One of the best lessons we learned from Mr. Hammons, as well as from his development and operations staff, was how to reconcile operator needs and development costs. This is a delicate balance, maintaining space and infrastructure necessary for an efficient hotel and conference center operation while watching the overall size, amenities and budget to ensure a profitable return on investment.

Mr. Hammons will be missed not only for his entrepreneurship and philanthropic endeavors, but for his personal leadership, stories and lessons yet to be shared. David Hess, AIA, Architect & Partner

 Share news promptly.

One time during a long visit in his office he turned our conversation to a project he was planning, and started negotiating the fee with me. He was grinning as went went back and forth, and I could tell he was enjoying the vigorous negotiation. We finally settled on a fee.

When I went back to my office and told my partners about the fantastic deal I had just cut, my partner Bill Bergmann looked at me with alarm and said the day before he had made the same deal with Mr.

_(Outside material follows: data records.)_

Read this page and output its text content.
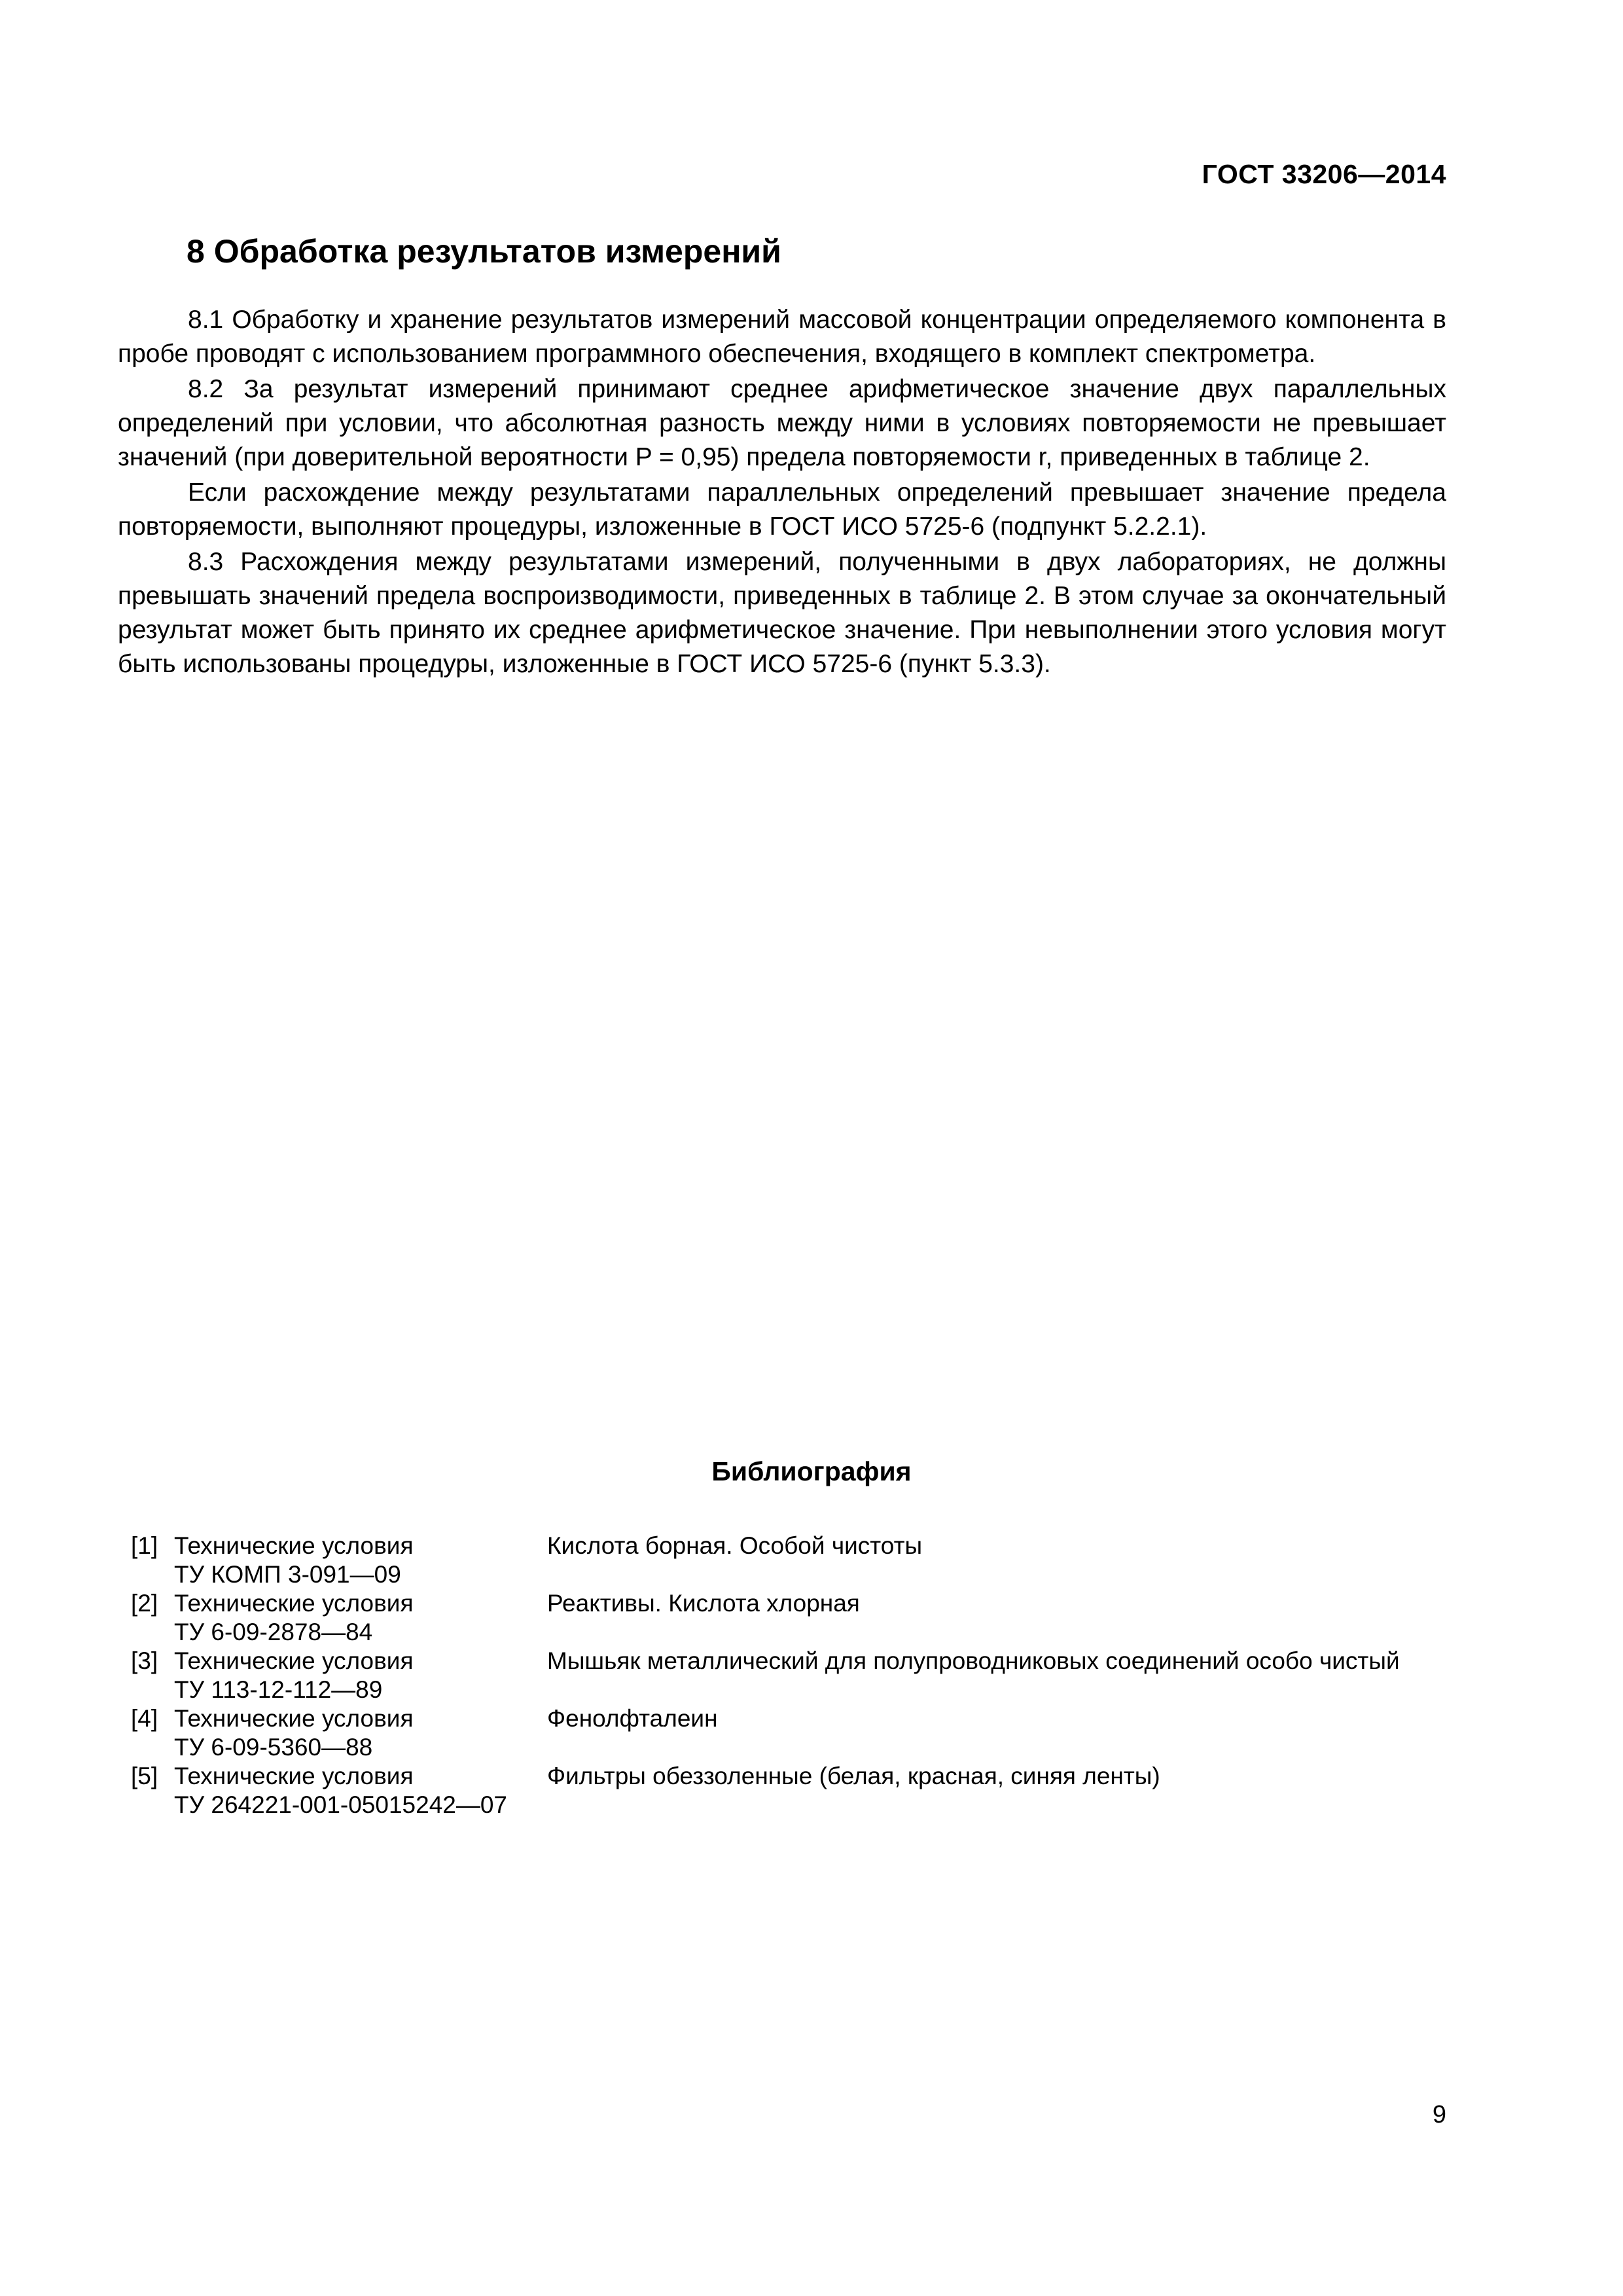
ГОСТ 33206—2014
8 Обработка результатов измерений

8.1 Обработку и хранение результатов измерений массовой концентрации определяемого компонента в пробе проводят с использованием программного обеспечения, входящего в комплект спектрометра.

8.2 За результат измерений принимают среднее арифметическое значение двух параллельных определений при условии, что абсолютная разность между ними в условиях повторяемости не превышает значений (при доверительной вероятности P = 0,95) предела повторяемости r, приведенных в таблице 2.

Если расхождение между результатами параллельных определений превышает значение предела повторяемости, выполняют процедуры, изложенные в ГОСТ ИСО 5725-6 (подпункт 5.2.2.1).

8.3 Расхождения между результатами измерений, полученными в двух лабораториях, не должны превышать значений предела воспроизводимости, приведенных в таблице 2. В этом случае за окончательный результат может быть принято их среднее арифметическое значение. При невыполнении этого условия могут быть использованы процедуры, изложенные в ГОСТ ИСО 5725-6 (пункт 5.3.3).

Библиография
[1] Технические условия
ТУ КОМП 3-091—09
Кислота борная. Особой чистоты
[2] Технические условия
ТУ 6-09-2878—84
Реактивы. Кислота хлорная
[3] Технические условия
ТУ 113-12-112—89
Мышьяк металлический для полупроводниковых соединений особо чистый
[4] Технические условия
ТУ 6-09-5360—88
Фенолфталеин
[5] Технические условия
ТУ 264221-001-05015242—07
Фильтры обеззоленные (белая, красная, синяя ленты)
9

Hammons for a fee that was $50,000 higher.

That day I learned that fee negotiation for a project needs to be done by only one person, and in that case, not me! Geoffrey Butler, AIA, Architect & President

Projects completed for Mr. Hammons by BR&P:

BR&P-designed projects funded in whole or in part by Mr. Hammons include:

Since 2005 BR&P has been ranked annually as a leading hospitality design firm. We attribute this industry recognition to the lessons we’ve learned from Mr. Hammons and to the lessons we continue to learn from our clients today.